- Born: Roberta Gambine Moreira December 7, 1964 (age 61) Rio de Janeiro, Brazil
- Occupations: Model; actress;

= Roberta Close =

Brazilian fashion model

Roberta Gambine Moreira (born 7 December 1964) is a Brazilian fashion model, actress and television personality. She is constantly mentioned in the media as one of the greatest Brazilian icons and one of the main sex symbols in the country between the 1980s and 1990s, in addition to being a pioneer of transfeminism in her native country.

== Biography ==
After debuting as a star at Carnaval in 1980, Close gained notoriety as the main character of the clip for the song Dá Um Close Nela, by Erasmo Carlos, in 1984. In the video, which achieved great commercial success after the release on Fantástico, she plays a transvestite who attracts male gazes as she walks through the streets of Rio de Janeiro.

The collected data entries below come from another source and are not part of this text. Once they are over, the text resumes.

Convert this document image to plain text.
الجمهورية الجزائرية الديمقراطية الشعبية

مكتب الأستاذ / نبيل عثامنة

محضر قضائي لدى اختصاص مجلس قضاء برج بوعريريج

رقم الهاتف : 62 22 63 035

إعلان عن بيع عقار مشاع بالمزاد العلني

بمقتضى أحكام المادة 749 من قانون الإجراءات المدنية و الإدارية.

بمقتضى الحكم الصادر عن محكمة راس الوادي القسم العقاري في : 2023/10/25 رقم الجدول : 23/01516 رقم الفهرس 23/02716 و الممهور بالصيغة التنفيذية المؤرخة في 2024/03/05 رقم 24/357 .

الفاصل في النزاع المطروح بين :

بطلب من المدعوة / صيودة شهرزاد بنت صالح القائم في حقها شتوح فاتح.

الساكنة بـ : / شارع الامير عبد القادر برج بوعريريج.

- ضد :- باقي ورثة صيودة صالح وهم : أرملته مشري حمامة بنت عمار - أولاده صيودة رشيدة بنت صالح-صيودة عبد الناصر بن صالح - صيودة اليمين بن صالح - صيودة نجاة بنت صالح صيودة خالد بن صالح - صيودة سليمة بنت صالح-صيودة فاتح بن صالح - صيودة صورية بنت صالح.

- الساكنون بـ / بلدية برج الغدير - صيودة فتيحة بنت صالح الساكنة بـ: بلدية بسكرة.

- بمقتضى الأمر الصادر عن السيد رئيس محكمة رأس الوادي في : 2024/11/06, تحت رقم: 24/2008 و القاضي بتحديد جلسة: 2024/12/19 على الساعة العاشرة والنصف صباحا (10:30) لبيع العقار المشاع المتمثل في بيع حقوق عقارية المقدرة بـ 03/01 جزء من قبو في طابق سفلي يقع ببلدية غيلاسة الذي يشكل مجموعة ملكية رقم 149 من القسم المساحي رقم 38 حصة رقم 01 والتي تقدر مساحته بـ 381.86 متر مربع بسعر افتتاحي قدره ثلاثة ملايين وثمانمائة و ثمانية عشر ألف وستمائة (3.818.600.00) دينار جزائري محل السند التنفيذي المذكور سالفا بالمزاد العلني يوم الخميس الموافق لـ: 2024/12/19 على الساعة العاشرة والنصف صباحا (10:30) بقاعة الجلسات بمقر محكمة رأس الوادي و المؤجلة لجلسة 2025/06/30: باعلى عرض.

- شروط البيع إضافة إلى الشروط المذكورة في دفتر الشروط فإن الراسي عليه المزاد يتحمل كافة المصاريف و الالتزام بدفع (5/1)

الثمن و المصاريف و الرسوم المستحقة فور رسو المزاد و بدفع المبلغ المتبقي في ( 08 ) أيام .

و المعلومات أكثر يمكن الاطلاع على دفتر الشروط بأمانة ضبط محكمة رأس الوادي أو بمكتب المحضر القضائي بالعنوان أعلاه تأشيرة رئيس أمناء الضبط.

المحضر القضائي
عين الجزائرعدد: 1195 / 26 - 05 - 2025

The same year, she became the first transgender model to appear in Playboy magazine, in a record-selling issue upon launch. Later, Roberta Close has appeared on the catwalk for numerous fashion houses, including Thierry Mugler, Guy Laroche, Jean Paul Gaultier. She also been featured in editorials for Vogue and wrote a memoir called Muito Prazer, Roberta Close (1997).

== Filmography ==

- 1984: Big Close - TV Series; talk-show host
- 1987: Uma Vez por Semana - stage play; actress
- 1987: No Rio Vale Tudo - movie; actress
- 1990: O Escorpião Escarlate - movie; actress
- 1997: Mandacaru - TV Series; actress
- 1999: O Lobo da Madrugada - stage play; actress
- 1999: Performance - stage play; actress
- 2000: Zorra Total - TV Series; actress
- 2000: De Noite na Cama - TV Series; talk-show host
- 2002: Kinky Gerlinky - movie; documentary character

== Personal life ==
In 1993, Close married Roland Granacher. The wedding to her Swiss husband took place in Europe, as it would not have been legal in Brazil. She lives with Granacher in Zurich and Paris. In May 2015, Close told Brazilian television host Gugu Liberato that she recently underwent genetic testing that revealed she is intersex. She was issued a new birth certificate by the Office of Public Records of the 4th district of Rio de Janeiro, which states that on December 7, 1964, a child of the female sex was born and was given the name "Roberta Gambine Moreira".